General Recommendation: If you can take a joke, then you should play this game. It’s a well-crafted story that does exactly what it set out to do, with a number of humorous moments.
Preview: Can you make good choices and survive high school unscathed? Hint: No.

=SPOILERS BELOW=

General notes:
I usually hate games that force the player against their will into poor choices and then try to waggle their finger at them, but I guess I can respect a game where self-righteous finger-waggling is the entire point. To those of you looking to make a game designed to forcibly teach the player a moral lesson, take warning: This game already takes the concept and does it in a better and neater way than it has any right to. You are unlikely to succeed in a similar task.
Part of this game’s success comes from the fact that it admits right up front that this is what it’s trying to do. Many of these other moralizing games try to “trick” the player into thinking the bad outcomes of their decisions were really their fault. This game is much more honest; it makes it clear to the player that you can’t win, you’re just along for the ride, so buckle up.
This story really does an excellent job of toeing the line between the absurd and the poignant. I’m constantly torn between feeling like “No, high school is nothing like that” and “Yes, that’s exactly what high school is like.” The absurdity allows the game it’s unique humor, but the humor in this story is very grounded in the real dilemmas reall high schoolers face, making you stop and think even through the surreal nature of the game.
Is this game actually successful at its purpoted goal of teaching wholesome life lessons? Well… kind of? Certainly the pitfalls the narrator can fall into do have less-extreme real-life parallels, and it is a fine example of what not to do as a high schooler. Perceptive high school readers will be able to look past the over-the-top nature of this game to appreciate the genuinely valuable advice it’s trying to offer.
The game certainly succeeds when it comes to entertainment value. There’s a sort of morbid fascination involved to finding out what exactly is going to kill you this time around. The fact that I genuinely enjoyed this game when it’s part of a genre and style I usually can’t stand is a testament to the writing craft and intelligence that went into its construction.
Overall, this is a very well-crafted game. It takes a simple concept, and packs a lot of high-quality humor and satire into a short game. The writing is delightfully scathing, and the game makes very good use of the choose-your-own-adventure format to tell a unique story.
And now you know!

Specific notes:
-Each branch ending with the moral of the story is a particularly clever touch.

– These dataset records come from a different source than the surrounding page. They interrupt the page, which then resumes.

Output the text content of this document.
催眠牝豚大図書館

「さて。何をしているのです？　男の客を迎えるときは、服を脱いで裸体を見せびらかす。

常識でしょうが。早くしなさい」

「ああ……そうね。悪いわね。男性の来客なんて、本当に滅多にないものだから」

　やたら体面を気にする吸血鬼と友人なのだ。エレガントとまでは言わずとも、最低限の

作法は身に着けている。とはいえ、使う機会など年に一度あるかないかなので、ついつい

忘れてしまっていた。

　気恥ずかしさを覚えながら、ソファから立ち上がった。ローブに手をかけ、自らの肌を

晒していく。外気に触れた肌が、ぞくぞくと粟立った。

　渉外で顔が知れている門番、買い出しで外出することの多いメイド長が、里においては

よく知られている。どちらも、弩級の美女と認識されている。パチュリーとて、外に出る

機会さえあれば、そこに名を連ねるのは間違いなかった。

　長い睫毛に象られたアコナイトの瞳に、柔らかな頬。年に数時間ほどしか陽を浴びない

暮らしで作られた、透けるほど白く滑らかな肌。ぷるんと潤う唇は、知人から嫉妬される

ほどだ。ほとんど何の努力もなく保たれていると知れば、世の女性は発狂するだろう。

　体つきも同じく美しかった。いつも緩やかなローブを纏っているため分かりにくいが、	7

Each of the morals takes a legitmate moral (“Don’t do drugs”, “Don’t overestimate your ability”) and turns it on itself in an ironic and biting way, all while pointedly ignoring the fact that the player has no real alternatives. It also provides a well-utlized avenue for jokes that might otherwise be tough to fit into the narrative.
-Man, why do people drink bleach when there are perfectly good bridges availiable in most towns? It’s basic risk-reward analysis.
-The narrator’s parents don’t show up more than they need to, but when they do, they serve to emphasize then extent to which the narrator really has no support systems. And they add humor.
-Each of the various branches in this story are short and sweet, culminating in an amusing final scene. The length makes it easy for the player to quickly skip from path to path, and makes the story easily readable. This is a concept that does well from having more width than depth.
-Fun with acronyms!
-This game is successful at leaving the player with a sense of frustration, as there’s the sense that it would be so ridiculously easy to solve all the narrator’s problems with merely an ounce of common sense. Preventing the player from doing this is sort of the point, and it’s an effective narrative device.
-“You’ll probably expect a long and graphic detailed scene… well sorry, use your imagination.” Lol.

Grammar
All good!
Mastery of Language
There are some sentence structure issues, but not too many. Those that do exist actually contribue somewhat to the story’s conversational tone.

Branching
Really excellent, there’s a very wide variety of different endings the player can get.

Player Options/fair choice
Deliberately and masterfully awful.

CONCLUSION: An excellently written story that satirizes both high school and those that try to give shallow morals about it.